Impt_var_exp = top_187_var.tolist()

In [13]:
X_train_exp = X_train_exp[Impt_var_exp].copy()
X_test_exp = X_test_exp[Impt_var_exp].copy()

## Model Training

In [14]:
print('X_train_exp ranges from', X_train_exp['SalePrice'].min(), 'to', X_train_exp['SalePrice'].max())
print('X_test_exp ranges from', X_test_exp['SalePrice'].min(), 'to', X_test_exp['SalePrice'].max())
print('X_train_OH ranges from', X_train_OH['SalePrice'].min(), 'to', X_train_OH['SalePrice'].max())
print('X_test_OH ranges from', X_test_OH['SalePrice'].min(), 'to', X_test_OH['SalePrice'].max())

X_train_exp ranges from -1.85694899874938 to 7.1658556396680115
X_test_exp ranges from -1.601550641852901 to 7.292919498820488
X_train_OH ranges from -1.85694899874938 to 7.1658556396680115
X_test_OH ranges from -1.601550641852901 to 7.292919498820488


### Part I: Experimental Dataset

**Mean Absolute Error**

In [15]:
y_train_exp = X_train_exp['SalePrice'].copy()

In [16]:
y_test_exp = X_test_exp['SalePrice'].copy()
X_test_exp = X_test_exp.drop(['SalePrice'], axis = 1)

In [17]:
# LOOK AT THIS

from sklearn.metrics import mean_absolute_error
from sklearn.metrics import mean_absolute_percentage_error

average_saleprice = X_train_exp["SalePrice"].mean()
baseline_test_predictions = [average_saleprice]*len(X_test_exp)

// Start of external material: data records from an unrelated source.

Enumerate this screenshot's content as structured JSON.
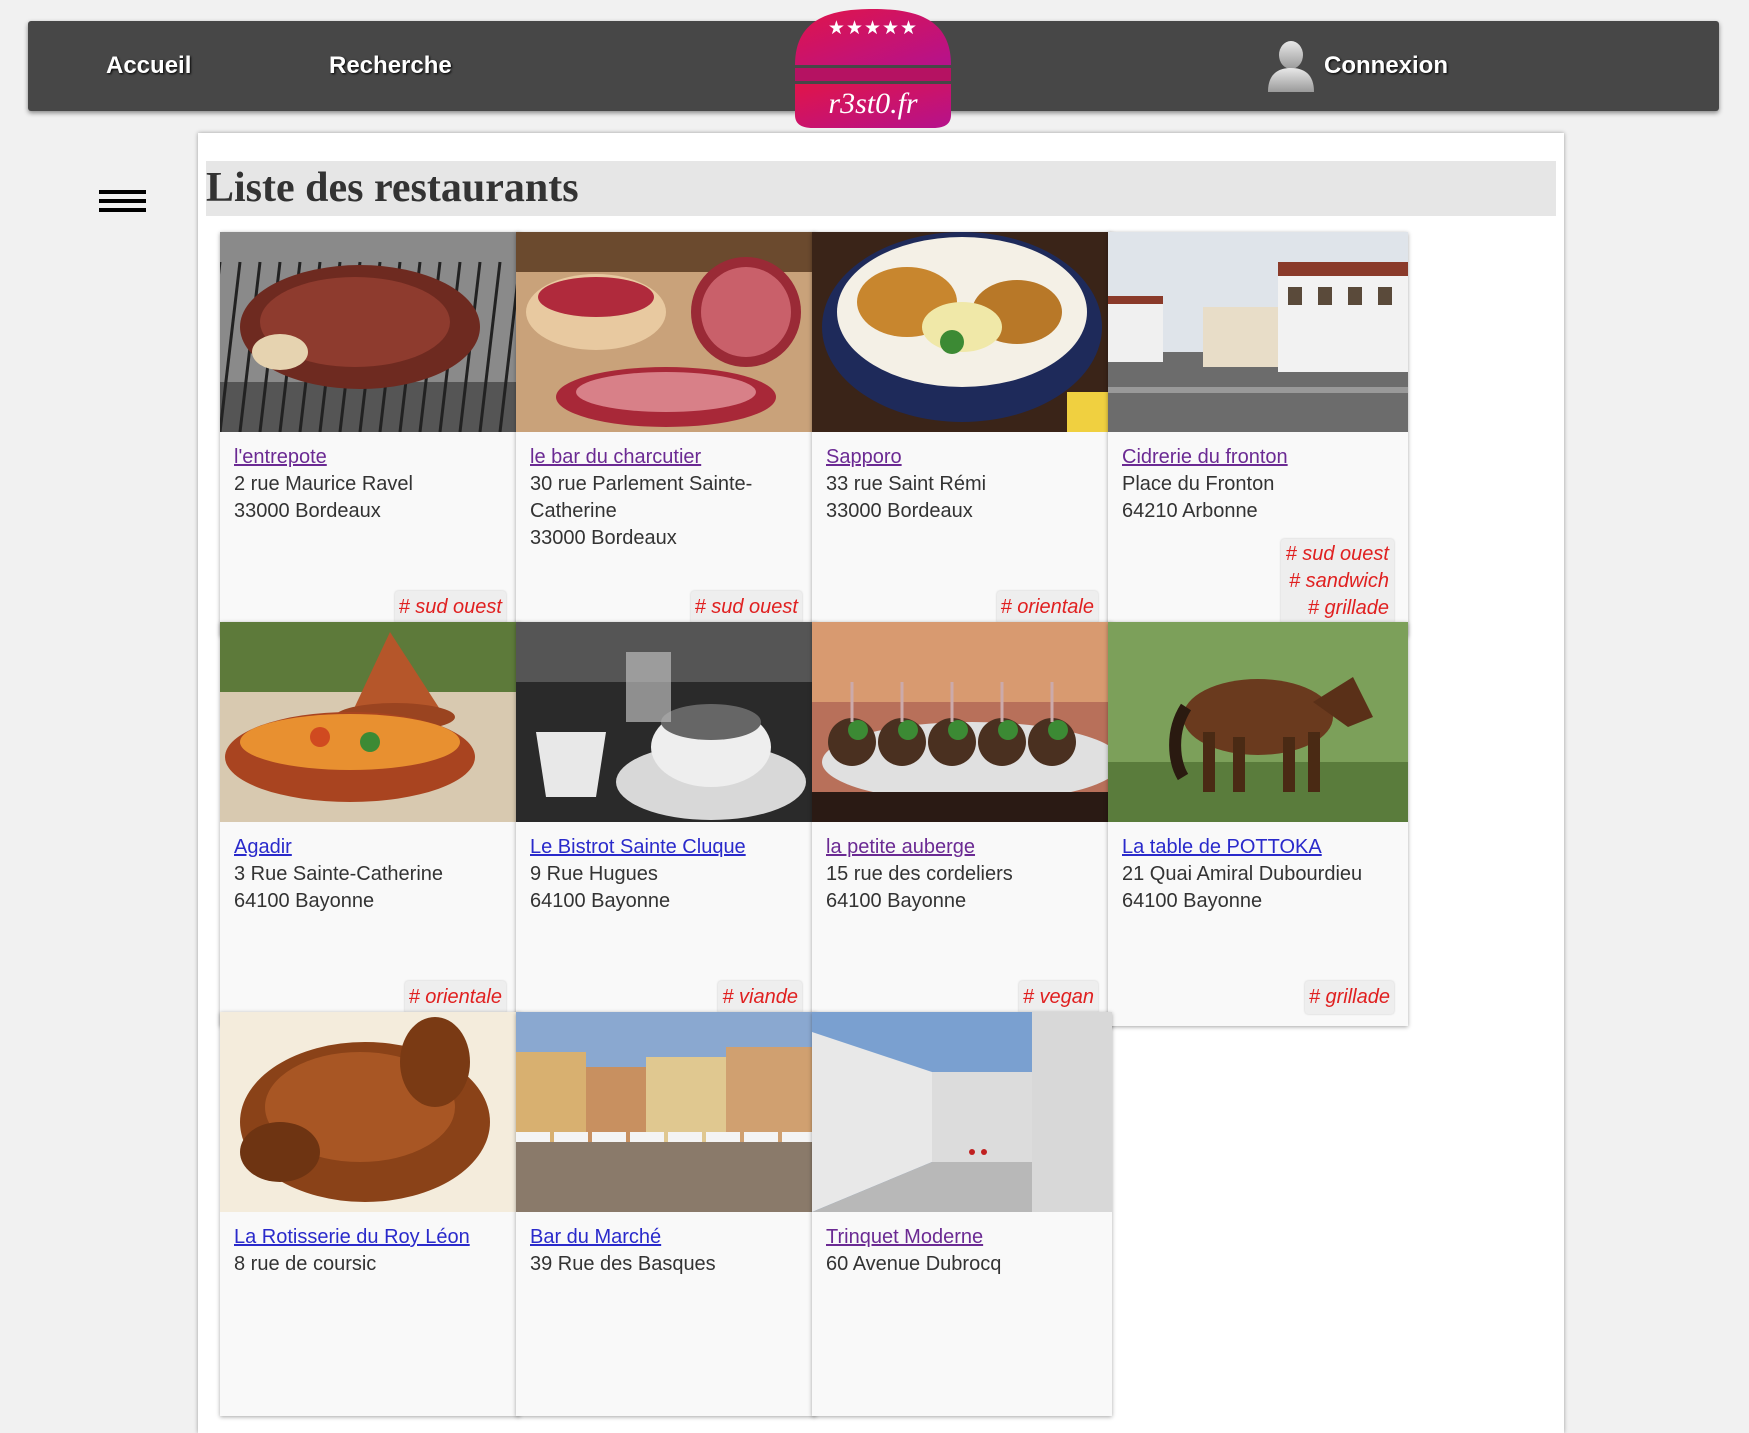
{
  "nav": {
    "accueil": "Accueil",
    "recherche": "Recherche",
    "connexion": "Connexion"
  },
  "logo": {
    "text": "r3st0.fr",
    "stars": "★★★★★",
    "color_top": "#e0144a",
    "color_bottom": "#b5128c"
  },
  "page": {
    "title": "Liste des restaurants"
  },
  "restaurants": [
    {
      "name": "l'entrepote",
      "address": "2 rue Maurice Ravel",
      "city": "33000 Bordeaux",
      "tags": [
        "# sud ouest"
      ],
      "visited": true,
      "image": "grilled-steak"
    },
    {
      "name": "le bar du charcutier",
      "address": "30 rue Parlement Sainte-Catherine",
      "city": "33000 Bordeaux",
      "tags": [
        "# sud ouest"
      ],
      "visited": true,
      "image": "charcuterie"
    },
    {
      "name": "Sapporo",
      "address": "33 rue Saint Rémi",
      "city": "33000 Bordeaux",
      "tags": [
        "# orientale"
      ],
      "visited": true,
      "image": "donburi-bowl"
    },
    {
      "name": "Cidrerie du fronton",
      "address": "Place du Fronton",
      "city": "64210 Arbonne",
      "tags": [
        "# sud ouest",
        "# sandwich",
        "# grillade"
      ],
      "visited": true,
      "image": "basque-fronton"
    },
    {
      "name": "Agadir",
      "address": "3 Rue Sainte-Catherine",
      "city": "64100 Bayonne",
      "tags": [
        "# orientale"
      ],
      "visited": false,
      "image": "tajine"
    },
    {
      "name": "Le Bistrot Sainte Cluque",
      "address": "9 Rue Hugues",
      "city": "64100 Bayonne",
      "tags": [
        "# viande"
      ],
      "visited": false,
      "image": "coffee-cups"
    },
    {
      "name": "la petite auberge",
      "address": "15 rue des cordeliers",
      "city": "64100 Bayonne",
      "tags": [
        "# vegan"
      ],
      "visited": true,
      "image": "skewers-plate"
    },
    {
      "name": "La table de POTTOKA",
      "address": "21 Quai Amiral Dubourdieu",
      "city": "64100 Bayonne",
      "tags": [
        "# grillade"
      ],
      "visited": false,
      "image": "pottok-pony"
    },
    {
      "name": "La Rotisserie du Roy Léon",
      "address": "8 rue de coursic",
      "city": "",
      "tags": [],
      "visited": false,
      "image": "roast-chicken"
    },
    {
      "name": "Bar du Marché",
      "address": "39 Rue des Basques",
      "city": "",
      "tags": [],
      "visited": false,
      "image": "market-square"
    },
    {
      "name": "Trinquet Moderne",
      "address": "60 Avenue Dubrocq",
      "city": "",
      "tags": [],
      "visited": true,
      "image": "trinquet-court"
    }
  ]
}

MAE = mean_absolute_error(baseline_test_predictions, y_test_exp)

**Linear Regression**

In [18]:
X_train_exp = X_train_exp.drop(['SalePrice'], axis = 1)

In [19]:
from sklearn.linear_model import LinearRegression

lr = LinearRegression()
lr.fit(X_train_exp, y_train_exp)
lr_predictions_exp = lr.predict(X_test_exp)

lr_MAE = mean_absolute_error(baseline_test_predictions, y_test_exp)

**Random Forest Regressor**

In [20]:
from sklearn.ensemble import RandomForestRegressor

rfr = RandomForestRegressor()
rfr.fit(X_train_exp, y_train_exp)
rfr_predictions = rfr.predict(X_test_exp)

rfr_MAE = mean_absolute_error(baseline_test_predictions, y_test_exp)

### Part II: One-hot Encoded Dataset

**Mean Absolute Error**

In [21]:
y_train_OH = X_train_OH['SalePrice'].copy()

In [22]:
y_test_OH = X_test_OH['SalePrice'].copy()
X_test_OH = X_test_OH.drop(['SalePrice'], axis = 1)

In [23]:
average_saleprice = X_train_OH["SalePrice"].mean()
baseline_test_predictions = [average_saleprice]*len(X_test_OH)

mean_absolute_error(baseline_test_predictions, y_test_OH)

0.7157420768476682

**Linear Regression**

In [24]:
X_train_OH = X_train_OH.drop(['SalePrice'], axis = 1)

In [25]:
lr.fit(X_train_OH, y_train_OH)
lr_predictions_OH = lr.predict(X_test_OH)

lr_perc_OH = mean_absolute_error(lr_predictions_OH, y_test_OH)
print(lr_perc_OH)

6242599217.667765


**Random Forest Regressor**

In [26]:
rfr.fit(X_train_OH, y_train_OH)
rfr_predictions = rfr.predict(X_test_OH)

rfr_perc = mean_absolute_error(rfr_predictions, y_test_OH)
print(rfr_perc)

0.21743034074089718